DAYTONA BEACH, Fla. A week ago, just about everybody was convinced that the Dale Earnhardt Inc. team's Daytona dominance was done.
After struggling last week in qualifying, the DEI duo of Dale Earnhardt Jr. and Michael Waltrip suddenly jumped back into the role of favorites for Sunday's Daytona 500 with an electrifying performance in their 150-mile qualifying race.
After coming from the rear of the pack Thursday in the qualifier, two-time 500 winner Waltrip shot past defending race champion Earnhardt on the final straightaway to win by half a car length.
''Dale Jr. said that everything would be clear after Thursday, and I think he's right,'' Waltrip said, grinning. ''We've got fast cars.''
Even after losing Thursday, Earnhardt was sounding just as confident.
''It never was that we were falling off,'' Earnhardt explained. ''It's just that other people have been catching up. Nobody should be surprised if me and Michael are still running good at Daytona.''
Daytona International Speedway and Talladega Superspeedway NASCAR's longest and fastest ovals are the only tracks where the cars are slowed for safety reasons by horsepower-sapping carburetor restrictor plates.
The slower speeds tend to bunch up the field, with a lot of two- and three-wide racing. Over the past four years, DEI has been the team able to get the most out of its plate engines and give Earnhardt and Waltrip a real advantage.
They have turned that edge into 11 victories in the last 16 races at the plate tracks. That includes wins in three of the last four Daytona 500s.
But there is evidence that other teams have made serious inroads, particularly Hendrick Motorsports with two-time 500 winner Jeff Gordon and Nextel Cup championship favorite Jimmie Johnson.
''It cycles,'' Earnhardt said. ''There was a time when Dale Jarrett was dominant at Daytona for four or five years. We had our run, and we've all known that they've been closing the gap over the past couple of years.

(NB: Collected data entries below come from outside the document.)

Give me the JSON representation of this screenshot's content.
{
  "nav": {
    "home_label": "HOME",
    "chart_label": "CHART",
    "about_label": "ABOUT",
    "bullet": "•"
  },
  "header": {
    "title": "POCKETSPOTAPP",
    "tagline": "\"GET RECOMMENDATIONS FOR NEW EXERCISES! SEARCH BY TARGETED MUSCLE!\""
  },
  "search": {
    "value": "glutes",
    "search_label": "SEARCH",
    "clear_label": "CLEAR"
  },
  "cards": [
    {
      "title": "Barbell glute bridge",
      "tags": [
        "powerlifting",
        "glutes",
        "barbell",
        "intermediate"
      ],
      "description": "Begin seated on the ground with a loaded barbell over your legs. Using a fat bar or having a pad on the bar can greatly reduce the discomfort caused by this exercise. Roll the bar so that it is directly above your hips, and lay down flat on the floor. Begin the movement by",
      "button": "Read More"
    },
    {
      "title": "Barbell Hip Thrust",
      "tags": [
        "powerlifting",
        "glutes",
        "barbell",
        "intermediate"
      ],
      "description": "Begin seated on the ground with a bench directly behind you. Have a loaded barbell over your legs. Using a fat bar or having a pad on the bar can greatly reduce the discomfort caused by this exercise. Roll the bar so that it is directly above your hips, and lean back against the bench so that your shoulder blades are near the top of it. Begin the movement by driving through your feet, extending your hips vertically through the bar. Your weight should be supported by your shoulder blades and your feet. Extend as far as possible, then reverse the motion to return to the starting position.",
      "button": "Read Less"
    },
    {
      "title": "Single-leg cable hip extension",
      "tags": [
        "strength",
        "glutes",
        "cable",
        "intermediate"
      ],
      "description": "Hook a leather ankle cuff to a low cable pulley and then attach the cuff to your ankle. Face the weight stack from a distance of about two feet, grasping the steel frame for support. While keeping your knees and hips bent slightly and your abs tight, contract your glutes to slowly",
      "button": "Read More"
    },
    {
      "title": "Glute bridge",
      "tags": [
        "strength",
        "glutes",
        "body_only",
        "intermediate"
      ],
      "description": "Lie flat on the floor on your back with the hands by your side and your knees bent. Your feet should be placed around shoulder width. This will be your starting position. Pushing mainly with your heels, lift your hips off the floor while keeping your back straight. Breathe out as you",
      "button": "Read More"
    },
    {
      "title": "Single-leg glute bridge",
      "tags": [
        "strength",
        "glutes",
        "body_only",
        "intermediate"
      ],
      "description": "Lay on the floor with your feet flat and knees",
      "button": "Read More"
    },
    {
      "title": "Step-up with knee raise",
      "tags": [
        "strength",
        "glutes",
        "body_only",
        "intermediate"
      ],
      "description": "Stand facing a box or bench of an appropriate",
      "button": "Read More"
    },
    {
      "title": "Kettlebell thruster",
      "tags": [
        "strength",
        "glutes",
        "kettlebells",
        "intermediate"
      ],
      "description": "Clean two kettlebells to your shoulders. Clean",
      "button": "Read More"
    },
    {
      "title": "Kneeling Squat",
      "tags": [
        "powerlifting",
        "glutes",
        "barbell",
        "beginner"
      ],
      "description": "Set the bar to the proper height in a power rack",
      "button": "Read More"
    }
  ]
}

''It's been more of a challenge to win these races. Yet we're still competitive. We ain't fallen off to the point where we can't compete. We just peaked.''
Earnhardt noted that nobody keeps an advantage for long in NASCAR.

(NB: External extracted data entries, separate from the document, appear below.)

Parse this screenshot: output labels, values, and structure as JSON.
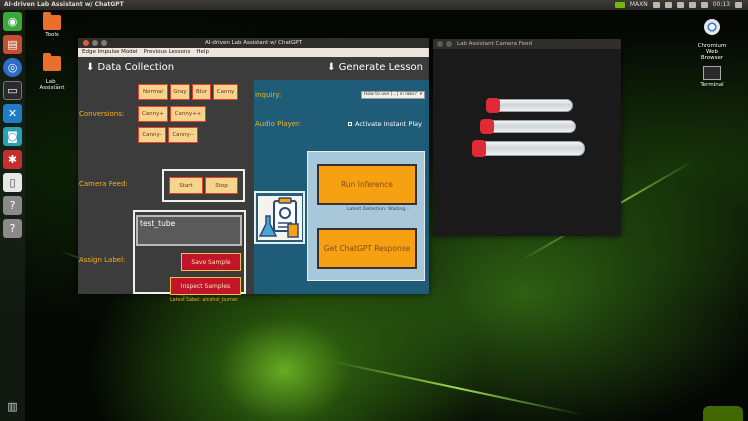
{
  "top_panel": {
    "title": "AI-driven Lab Assistant w/ ChatGPT",
    "maxn": "MAXN",
    "time": "00:13"
  },
  "desktop": {
    "icons": [
      {
        "label": "Tools"
      },
      {
        "label": "Lab_\nAssistant"
      },
      {
        "label": "Chromium\nWeb\nBrowser"
      },
      {
        "label": "Terminal"
      }
    ]
  },
  "app": {
    "title": "AI-driven Lab Assistant w/ ChatGPT",
    "menu": [
      "Edge Impulse Model",
      "Previous Lessons",
      "Help"
    ],
    "left": {
      "heading": "⬇ Data Collection",
      "conversions_label": "Conversions:",
      "conversions": [
        "Normal",
        "Gray",
        "Blur",
        "Canny",
        "Canny+",
        "Canny++",
        "Canny-",
        "Canny--"
      ],
      "camera_label": "Camera Feed:",
      "start": "Start",
      "stop": "Stop",
      "assign_label": "Assign Label:",
      "label_value": "test_tube",
      "save": "Save Sample",
      "inspect": "Inspect Samples",
      "latest_label": "Latest Label: alcohol_burner"
    },
    "right": {
      "heading": "⬇ Generate Lesson",
      "inquiry_label": "Inquiry:",
      "inquiry_value": "How to use [...] in labs?",
      "audio_label": "Audio Player:",
      "instant_play": "Activate Instant Play",
      "run_inference": "Run Inference",
      "latest_detection": "Latest Detection: Waiting...",
      "chatgpt": "Get ChatGPT Response"
    }
  },
  "camera_window": {
    "title": "Lab Assistant Camera Feed"
  },
  "colors": {
    "accent": "#f2b21e",
    "tile_bg": "#f6d48e",
    "red_button": "#c2152a",
    "orange_button": "#f5a111",
    "right_pane": "#1f5c78"
  }
}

''When you're out front and leading the pack in any category, everybody else is working hard to catch you, and eventually they will,'' he said.
Gordon, who split the four plate races with Earnhardt last year, agrees.
''I don't think there's much doubt that the Hendrick cars and a few others have closed the gap on those DEI cars,'' Gordon said. ''They're not done, though. They kind of lulled everybody last week with their qualifying, but those guys are always good in the draft.
''In these plate races, it's all about positioning, and Junior and Michael always seems to be in the right spot when the race gets down toward the end.''
Still, everyone is expecting a wide-open race on Sunday.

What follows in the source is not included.